Talend Real-time Big Data Platform Studio User Guide

English (United States)
Talend Real-Time Big Data Platform
Talend Studio
Design and Development

Before being able to run a Talend MapReduce Job, configure its connection to Hadoop.


  1. From the Repository tree view of the Integration perspective of the Studio, double-click the MapReduce Job you have created and want to run so as to open it on the workspace.
  2. Click the Run tab to open its view and click the Hadoop configuration tab.


    In this view, you need to set the parameters to create connection to the Hadoop cluster you need to use.

    For further explanations of each parameter in this view, see Setting up Hadoop connection manually.
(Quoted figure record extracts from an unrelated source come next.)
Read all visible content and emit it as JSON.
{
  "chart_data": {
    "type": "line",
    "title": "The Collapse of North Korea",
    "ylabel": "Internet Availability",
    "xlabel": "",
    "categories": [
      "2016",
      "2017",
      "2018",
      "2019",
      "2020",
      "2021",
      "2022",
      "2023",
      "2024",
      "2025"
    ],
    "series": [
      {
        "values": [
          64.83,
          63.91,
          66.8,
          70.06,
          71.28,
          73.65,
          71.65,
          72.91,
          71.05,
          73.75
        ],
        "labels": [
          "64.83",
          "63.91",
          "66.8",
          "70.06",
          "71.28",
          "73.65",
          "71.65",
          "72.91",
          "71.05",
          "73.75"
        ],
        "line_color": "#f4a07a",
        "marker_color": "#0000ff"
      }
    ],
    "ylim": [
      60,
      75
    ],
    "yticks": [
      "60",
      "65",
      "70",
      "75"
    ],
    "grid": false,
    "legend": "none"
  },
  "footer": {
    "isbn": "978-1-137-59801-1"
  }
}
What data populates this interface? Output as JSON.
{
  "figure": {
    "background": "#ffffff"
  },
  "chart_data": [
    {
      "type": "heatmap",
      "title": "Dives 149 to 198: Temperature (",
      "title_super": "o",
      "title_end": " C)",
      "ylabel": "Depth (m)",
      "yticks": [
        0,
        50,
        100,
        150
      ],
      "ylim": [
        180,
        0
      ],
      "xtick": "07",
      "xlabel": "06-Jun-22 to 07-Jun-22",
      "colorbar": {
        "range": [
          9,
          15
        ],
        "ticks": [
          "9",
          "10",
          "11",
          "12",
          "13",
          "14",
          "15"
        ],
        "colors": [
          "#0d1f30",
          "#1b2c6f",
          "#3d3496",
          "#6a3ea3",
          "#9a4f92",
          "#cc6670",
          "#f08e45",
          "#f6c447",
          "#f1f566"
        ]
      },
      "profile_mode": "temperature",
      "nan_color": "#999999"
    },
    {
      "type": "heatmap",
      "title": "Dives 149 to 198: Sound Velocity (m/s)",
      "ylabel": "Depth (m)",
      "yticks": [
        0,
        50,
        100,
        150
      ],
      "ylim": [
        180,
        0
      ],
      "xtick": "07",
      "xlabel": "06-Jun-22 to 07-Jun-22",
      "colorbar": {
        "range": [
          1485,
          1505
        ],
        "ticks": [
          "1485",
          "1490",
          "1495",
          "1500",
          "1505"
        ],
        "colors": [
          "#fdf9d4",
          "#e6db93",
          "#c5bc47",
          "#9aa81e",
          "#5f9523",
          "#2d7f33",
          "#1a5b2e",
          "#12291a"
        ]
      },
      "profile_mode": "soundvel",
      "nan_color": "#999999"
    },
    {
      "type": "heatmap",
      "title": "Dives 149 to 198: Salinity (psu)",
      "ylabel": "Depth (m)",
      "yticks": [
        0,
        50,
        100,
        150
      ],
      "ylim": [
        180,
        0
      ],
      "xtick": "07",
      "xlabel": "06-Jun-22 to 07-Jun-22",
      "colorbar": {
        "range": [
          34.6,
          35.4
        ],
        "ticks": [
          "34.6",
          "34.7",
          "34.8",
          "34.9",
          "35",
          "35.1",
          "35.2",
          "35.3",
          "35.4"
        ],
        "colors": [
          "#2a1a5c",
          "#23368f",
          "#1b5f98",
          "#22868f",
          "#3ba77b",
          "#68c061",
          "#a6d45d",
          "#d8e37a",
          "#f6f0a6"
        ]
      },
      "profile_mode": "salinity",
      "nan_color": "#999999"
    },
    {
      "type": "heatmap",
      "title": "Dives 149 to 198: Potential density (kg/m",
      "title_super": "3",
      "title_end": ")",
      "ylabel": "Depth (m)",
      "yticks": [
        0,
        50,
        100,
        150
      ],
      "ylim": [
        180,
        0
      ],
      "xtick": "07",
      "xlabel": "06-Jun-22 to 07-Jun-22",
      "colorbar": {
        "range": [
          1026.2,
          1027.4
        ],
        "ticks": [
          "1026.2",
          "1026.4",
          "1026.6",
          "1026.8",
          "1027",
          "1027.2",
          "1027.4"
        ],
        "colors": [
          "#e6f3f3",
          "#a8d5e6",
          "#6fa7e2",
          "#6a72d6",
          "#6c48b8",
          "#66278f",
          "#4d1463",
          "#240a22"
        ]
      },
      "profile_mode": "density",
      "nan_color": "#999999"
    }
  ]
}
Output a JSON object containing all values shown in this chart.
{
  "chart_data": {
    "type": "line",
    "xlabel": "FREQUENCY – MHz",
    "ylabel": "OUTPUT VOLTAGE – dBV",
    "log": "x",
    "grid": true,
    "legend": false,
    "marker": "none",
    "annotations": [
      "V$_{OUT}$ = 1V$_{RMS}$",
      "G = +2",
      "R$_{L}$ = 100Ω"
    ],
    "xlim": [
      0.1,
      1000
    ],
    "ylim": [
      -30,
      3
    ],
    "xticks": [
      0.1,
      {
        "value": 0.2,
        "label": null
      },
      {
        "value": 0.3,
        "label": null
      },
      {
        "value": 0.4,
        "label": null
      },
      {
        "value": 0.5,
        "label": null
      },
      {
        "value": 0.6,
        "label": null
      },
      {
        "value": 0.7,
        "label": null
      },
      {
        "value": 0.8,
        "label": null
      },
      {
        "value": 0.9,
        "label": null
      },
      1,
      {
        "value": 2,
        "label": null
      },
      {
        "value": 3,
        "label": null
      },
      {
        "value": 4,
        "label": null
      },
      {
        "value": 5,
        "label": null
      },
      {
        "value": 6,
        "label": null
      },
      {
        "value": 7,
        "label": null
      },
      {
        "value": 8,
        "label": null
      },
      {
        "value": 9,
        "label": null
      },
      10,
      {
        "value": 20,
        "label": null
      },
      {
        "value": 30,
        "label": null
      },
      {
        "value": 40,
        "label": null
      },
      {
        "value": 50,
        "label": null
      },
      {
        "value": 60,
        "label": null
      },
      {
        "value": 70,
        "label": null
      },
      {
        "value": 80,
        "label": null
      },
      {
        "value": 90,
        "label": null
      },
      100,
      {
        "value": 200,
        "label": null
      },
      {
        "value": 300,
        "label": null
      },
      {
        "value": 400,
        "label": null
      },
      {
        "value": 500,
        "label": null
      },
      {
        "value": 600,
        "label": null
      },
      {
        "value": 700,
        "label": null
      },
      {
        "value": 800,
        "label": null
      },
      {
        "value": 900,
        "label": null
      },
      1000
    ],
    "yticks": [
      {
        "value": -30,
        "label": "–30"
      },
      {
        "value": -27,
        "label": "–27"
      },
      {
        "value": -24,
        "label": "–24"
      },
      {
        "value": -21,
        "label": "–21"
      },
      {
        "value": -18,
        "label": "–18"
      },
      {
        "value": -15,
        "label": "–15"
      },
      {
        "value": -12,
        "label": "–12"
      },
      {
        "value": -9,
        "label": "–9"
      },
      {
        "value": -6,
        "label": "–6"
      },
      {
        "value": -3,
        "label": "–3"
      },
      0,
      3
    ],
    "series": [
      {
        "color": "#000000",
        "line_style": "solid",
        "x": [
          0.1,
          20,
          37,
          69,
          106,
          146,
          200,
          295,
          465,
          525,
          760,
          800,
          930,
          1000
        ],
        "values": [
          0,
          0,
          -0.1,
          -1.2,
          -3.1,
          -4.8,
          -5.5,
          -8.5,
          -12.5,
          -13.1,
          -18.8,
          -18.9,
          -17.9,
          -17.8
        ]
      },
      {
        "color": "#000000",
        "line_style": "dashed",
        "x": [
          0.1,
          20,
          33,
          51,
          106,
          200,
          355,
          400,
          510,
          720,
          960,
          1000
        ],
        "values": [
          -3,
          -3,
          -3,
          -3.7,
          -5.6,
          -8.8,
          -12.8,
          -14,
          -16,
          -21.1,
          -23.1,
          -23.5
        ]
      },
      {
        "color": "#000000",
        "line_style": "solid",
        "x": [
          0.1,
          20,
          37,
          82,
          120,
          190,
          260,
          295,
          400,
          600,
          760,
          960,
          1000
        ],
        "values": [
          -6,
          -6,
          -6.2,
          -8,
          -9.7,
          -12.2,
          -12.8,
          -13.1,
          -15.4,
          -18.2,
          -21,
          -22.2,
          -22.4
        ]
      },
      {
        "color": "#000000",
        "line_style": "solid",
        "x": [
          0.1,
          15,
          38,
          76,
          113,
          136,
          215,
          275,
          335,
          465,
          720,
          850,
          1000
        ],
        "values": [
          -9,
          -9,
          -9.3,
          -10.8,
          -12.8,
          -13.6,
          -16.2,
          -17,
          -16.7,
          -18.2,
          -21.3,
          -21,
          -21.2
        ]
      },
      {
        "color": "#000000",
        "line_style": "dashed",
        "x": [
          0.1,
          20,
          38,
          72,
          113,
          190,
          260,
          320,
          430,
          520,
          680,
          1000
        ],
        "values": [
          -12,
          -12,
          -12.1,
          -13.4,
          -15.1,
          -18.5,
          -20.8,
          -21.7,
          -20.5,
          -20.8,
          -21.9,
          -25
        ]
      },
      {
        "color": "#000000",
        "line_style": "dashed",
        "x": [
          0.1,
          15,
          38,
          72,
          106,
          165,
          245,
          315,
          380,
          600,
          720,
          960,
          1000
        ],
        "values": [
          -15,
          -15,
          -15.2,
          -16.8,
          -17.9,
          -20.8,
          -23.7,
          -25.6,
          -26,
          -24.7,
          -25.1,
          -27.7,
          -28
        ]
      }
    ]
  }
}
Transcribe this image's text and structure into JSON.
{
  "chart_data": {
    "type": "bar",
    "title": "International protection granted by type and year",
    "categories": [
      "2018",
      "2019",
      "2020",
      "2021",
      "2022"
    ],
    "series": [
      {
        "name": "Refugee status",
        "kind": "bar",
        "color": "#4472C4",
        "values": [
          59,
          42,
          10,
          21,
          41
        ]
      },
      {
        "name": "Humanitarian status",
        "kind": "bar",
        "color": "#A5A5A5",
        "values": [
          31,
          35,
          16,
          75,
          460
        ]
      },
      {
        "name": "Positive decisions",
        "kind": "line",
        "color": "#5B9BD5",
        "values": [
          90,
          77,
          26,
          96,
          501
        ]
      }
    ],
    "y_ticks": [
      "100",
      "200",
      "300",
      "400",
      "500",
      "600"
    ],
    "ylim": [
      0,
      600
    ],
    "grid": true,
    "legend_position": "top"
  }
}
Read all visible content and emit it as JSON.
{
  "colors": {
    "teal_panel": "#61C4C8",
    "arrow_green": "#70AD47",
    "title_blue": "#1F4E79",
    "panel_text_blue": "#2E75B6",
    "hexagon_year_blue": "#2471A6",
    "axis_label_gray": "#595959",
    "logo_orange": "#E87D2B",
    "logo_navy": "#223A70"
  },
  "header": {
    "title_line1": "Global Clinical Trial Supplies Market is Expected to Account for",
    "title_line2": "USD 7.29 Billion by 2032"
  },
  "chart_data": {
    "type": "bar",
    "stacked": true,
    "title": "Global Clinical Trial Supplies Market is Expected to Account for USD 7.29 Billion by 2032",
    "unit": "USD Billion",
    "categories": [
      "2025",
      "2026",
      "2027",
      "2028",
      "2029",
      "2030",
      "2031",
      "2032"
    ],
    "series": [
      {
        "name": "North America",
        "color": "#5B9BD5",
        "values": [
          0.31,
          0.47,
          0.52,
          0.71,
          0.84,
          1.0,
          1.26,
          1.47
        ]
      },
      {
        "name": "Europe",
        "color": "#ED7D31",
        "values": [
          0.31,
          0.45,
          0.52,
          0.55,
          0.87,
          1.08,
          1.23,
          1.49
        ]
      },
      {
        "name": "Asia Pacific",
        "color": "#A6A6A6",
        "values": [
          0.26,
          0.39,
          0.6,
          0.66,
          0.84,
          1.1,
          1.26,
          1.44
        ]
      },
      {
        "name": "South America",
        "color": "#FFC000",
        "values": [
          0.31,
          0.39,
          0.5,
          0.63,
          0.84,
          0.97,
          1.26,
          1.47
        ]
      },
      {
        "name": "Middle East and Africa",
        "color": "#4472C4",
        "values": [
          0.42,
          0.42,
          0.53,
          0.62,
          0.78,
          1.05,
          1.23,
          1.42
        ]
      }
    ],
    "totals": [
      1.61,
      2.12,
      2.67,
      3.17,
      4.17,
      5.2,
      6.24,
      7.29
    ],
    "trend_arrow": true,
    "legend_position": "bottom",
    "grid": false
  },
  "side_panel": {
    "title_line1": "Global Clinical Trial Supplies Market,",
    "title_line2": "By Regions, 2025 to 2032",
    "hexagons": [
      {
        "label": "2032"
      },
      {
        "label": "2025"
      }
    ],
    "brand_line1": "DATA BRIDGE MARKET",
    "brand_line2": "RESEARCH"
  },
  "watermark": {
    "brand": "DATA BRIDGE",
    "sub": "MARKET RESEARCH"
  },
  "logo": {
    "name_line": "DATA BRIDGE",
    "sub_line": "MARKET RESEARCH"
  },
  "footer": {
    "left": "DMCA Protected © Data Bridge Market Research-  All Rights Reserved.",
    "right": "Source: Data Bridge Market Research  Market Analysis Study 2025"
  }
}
    Note that the connection created from this Hadoop configuration view is effective on a per-Job basis, therefore, when you need to run another Job, you have to configure from this view the connection specific for that Job.

    At this moment if you also have finalized the Job design using the components optimized for MapReduce, as explained earlier with regard to creating a MapReduce Job, the Job is ready to run; otherwise, you must finalize the design before running the Job.


This image presents a finalized MapReduce Job with its connection to Hadoop, thus ready to run.

Click the Code tab to open its view so as to see the generated MapReduce code.

This image shows a part of the generated code, reflecting the rejects data flow of the Job. You can read that this Job checks the configuration information and generates different classes such as InputFormat, OutputFormat, Mapper and Reducer.

If you select one of the generated classes, for example, tDenormalize_1Reducer.class and press F3, then the code of this class is displayed in a new tab as follows:

From this view, you can read how this Reducer performs its Reduce computation.